Carcassonne m’attend, forteresse immobile, là où mon père est né,
Là, l’Aude ralentit, elle serpente dans la plaine, s’offre aux saules, aux peupliers,
À ces vignes aux sarments noirs qui boivent le vent comme un vieux vin,
Et puis vient le large elle frôle les étangs, les roseaux, les salins,
Où les flamants attendent l’aurore comme des gardiens roses,
Elle se marie à la Grande Bleue, sans cri, pour sa fin elle ose,
Juste dans une étreinte salée, une ultime offrande,
C’est là qu’elle se perd, dans le souffle des dunes supergrandes,
Elle n’est plus fleuve, elle est mémoire liquide, veine d’Occitanie,
Porteuse d’histoires et des silences d’un père à qui je redonne vie.
Al Cant de l’Aïga
Ò tu, ribiera d’Aude, sentinèla d’Occitània,
Parlas als ròcs, a las flors, a la vinha de gràcia,
E nosautres, viatjaires sus ta riba en silenci,
Te daissam nòstre còr per que ton cant contunhe sens fin.
Ô toi, rivière Aude, gardienne d’Occitanie,
Tu parles aux rochers, aux fleurs, à la vigne bénie,
Et nous, simples passants, sur tes berges émus,
Te laissons notre cœur pour que ton chant continue.

Au Fil de l’Aude
Dans les bras du Capcir, l’Aude s’éveille en douceur
Du Lac d’Aude nacré jaillit son doux secret de coeur,
Elle glisse en murmure au flanc de Matemale, petite sœur torrentielle,
Elle caresse la mousse, et s'en va, libre, fière et caractérielle.
Puis, surgit la muraille du défilé farouche, la Pierre Lys s’érige, rugissante,
Un passage d’épopée, franchi par le courage d’un abbé à l’âme piochante,
Le curé parla à la pierre, le roc s’ouvrit pour lui, guidé par le Seigneur,
Les mots gravés subsistent, comme un souffle ancien gravé en hauteur.

Arrête, voyageur, la lumière descendit,
Le pasteur des montagnes en brisa l’interdit.
Plus bas l’Aude s’offre enfin à Quillan, capitale des chapeaux,
Mais son cœur bat plus fort au Quercorb où Puivert dresse son château,
Là où les troubadours, aux douces mélopées, chantaient l’amour courtois,
Le luth, la guiterne et le psaltérion, au musée des passions, résonnent parfois.
Malgré ses flots fougueux, l’Aude prêta sa force aux hommes en embuscade,
Les carrassiers jadis guidaient les troncs du Donezan, sur ses eaux en cascades,
Du plateau de Sault, les bois au fil flottaient, jusqu’au port de Quillan,
Où les maîtres des Eaux, d’un œil précis, comptaient, les bois, vigilants.

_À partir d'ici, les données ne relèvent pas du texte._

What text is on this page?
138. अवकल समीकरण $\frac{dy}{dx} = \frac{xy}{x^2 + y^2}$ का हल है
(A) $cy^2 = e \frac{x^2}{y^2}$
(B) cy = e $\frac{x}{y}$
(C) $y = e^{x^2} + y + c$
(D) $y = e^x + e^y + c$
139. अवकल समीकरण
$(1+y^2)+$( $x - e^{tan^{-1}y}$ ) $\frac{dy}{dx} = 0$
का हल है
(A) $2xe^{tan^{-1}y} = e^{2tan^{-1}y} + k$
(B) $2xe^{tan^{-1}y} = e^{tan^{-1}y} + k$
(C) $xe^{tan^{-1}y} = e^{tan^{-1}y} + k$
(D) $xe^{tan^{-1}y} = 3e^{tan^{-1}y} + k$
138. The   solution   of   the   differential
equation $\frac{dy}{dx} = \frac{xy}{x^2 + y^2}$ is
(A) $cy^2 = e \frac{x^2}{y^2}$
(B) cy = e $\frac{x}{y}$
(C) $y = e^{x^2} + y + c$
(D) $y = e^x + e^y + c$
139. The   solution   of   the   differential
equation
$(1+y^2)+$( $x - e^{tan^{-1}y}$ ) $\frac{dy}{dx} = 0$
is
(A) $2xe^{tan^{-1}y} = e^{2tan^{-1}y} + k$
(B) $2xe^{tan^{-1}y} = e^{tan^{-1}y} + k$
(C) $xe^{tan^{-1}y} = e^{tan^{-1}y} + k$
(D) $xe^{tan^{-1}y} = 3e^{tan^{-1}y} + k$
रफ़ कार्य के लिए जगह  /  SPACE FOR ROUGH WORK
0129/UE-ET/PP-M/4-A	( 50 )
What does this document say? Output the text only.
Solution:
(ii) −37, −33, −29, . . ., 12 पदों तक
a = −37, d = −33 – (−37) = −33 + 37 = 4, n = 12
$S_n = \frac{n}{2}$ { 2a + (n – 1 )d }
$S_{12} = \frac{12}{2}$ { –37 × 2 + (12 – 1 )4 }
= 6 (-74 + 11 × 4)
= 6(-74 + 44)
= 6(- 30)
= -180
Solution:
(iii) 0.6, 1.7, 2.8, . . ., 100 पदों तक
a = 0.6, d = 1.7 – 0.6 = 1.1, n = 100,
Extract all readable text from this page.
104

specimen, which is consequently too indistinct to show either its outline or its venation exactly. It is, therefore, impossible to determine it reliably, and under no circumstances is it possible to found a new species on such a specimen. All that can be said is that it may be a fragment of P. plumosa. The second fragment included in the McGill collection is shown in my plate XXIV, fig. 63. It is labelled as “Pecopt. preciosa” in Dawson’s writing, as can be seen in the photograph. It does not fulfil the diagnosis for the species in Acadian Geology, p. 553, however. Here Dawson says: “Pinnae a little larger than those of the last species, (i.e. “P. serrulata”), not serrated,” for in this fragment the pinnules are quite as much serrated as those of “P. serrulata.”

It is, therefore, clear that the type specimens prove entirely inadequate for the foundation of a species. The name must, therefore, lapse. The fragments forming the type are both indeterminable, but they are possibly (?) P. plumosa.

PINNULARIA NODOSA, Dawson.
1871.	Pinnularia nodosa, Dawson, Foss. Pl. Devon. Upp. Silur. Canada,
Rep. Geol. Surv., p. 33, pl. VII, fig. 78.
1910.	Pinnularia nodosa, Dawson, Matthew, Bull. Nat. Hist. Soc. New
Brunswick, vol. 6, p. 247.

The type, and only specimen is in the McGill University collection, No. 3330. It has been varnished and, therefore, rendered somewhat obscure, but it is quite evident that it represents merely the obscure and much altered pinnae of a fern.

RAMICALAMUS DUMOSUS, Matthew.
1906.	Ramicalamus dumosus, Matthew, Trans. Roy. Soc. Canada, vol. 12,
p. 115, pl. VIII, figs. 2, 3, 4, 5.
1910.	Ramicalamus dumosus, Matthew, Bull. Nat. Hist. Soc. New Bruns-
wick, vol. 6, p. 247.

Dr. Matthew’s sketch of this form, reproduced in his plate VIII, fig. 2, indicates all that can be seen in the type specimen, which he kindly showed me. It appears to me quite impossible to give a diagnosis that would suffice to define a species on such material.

Dans les Hautes Corbières, s’élève Bugarach la montagne magique,
Ce Pech mystérieux à la forme renversée à sa réputation ésotérique,
Souviens-toi, voyageur, de 2012 quand ce solstice étrange,
Fit naître sur ce lieu des peurs millénaires et des légendes éloignées des anges.
C’est à Couiza au cœur de la vallée que l’Aude et la Sals unissent leur clarté,
L’eau salée descend, vers le château de Joyeuse, de pierre éclatante,
Depuis 1550, ses tours fières s’élèvent construites d’un calcaire aux nuances chantantes,
Aujourd’hui on y sert des festins royaux, dans un Hôtel Restaurant, au charme épuré.

Brienne-le-Chateau, il veille en silence pieux à cinq-cents mètres, perché,
Ses Seigneurs de Hautpoul ont bâti pierre à pierre son passé,
C’est l’Abbé Saunière qui en 1901, au mythe donna son envol doré,
Un trésor dit-on, Villa Béthania et Tour Magdala en gardent la clé des secrets.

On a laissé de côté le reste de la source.